VipDiff: Towards Coherent and Diverse Video Inpainting via Training-free Denoising Diffusion Models
Journal:
arXiv
Published Date:
Jan 21, 2025
Abstract
Recent video inpainting methods have achieved encouraging improvements by
leveraging optical flow to guide pixel propagation from reference frames either
in the image space or feature space. However, they would produce severe
artifacts in the mask center when the masked area is too large and no pixel
correspondences can be found for the center. Recently, diffusion models have
demonstrated impressive performance in generating diverse and high-quality
images, and have been exploited in a number of works for image inpainting.

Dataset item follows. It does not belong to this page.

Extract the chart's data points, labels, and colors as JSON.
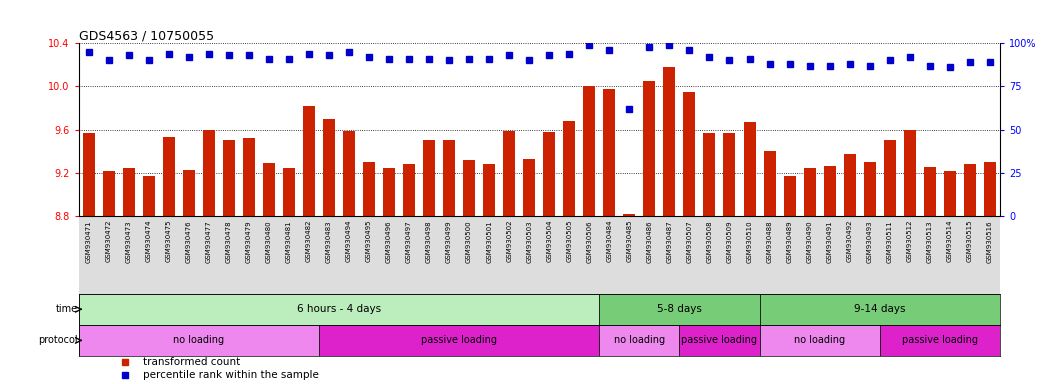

These methods, however, cannot be applied directly to videos to produce
temporal-coherent inpainting results. In this paper, we propose a training-free
framework, named VipDiff, for conditioning diffusion model on the reverse
diffusion process to produce temporal-coherent inpainting results without
requiring any training data or fine-tuning the pre-trained diffusion models.
VipDiff takes optical flow as guidance to extract valid pixels from reference
frames to serve as constraints in optimizing the randomly sampled Gaussian
noise, and uses the generated results for further pixel propagation and
conditional generation. VipDiff also allows for generating diverse video
inpainting results over different sampled noise. Experiments demonstrate that
VipDiff can largely outperform state-of-the-art video inpainting methods in
terms of both spatial-temporal coherence and fidelity.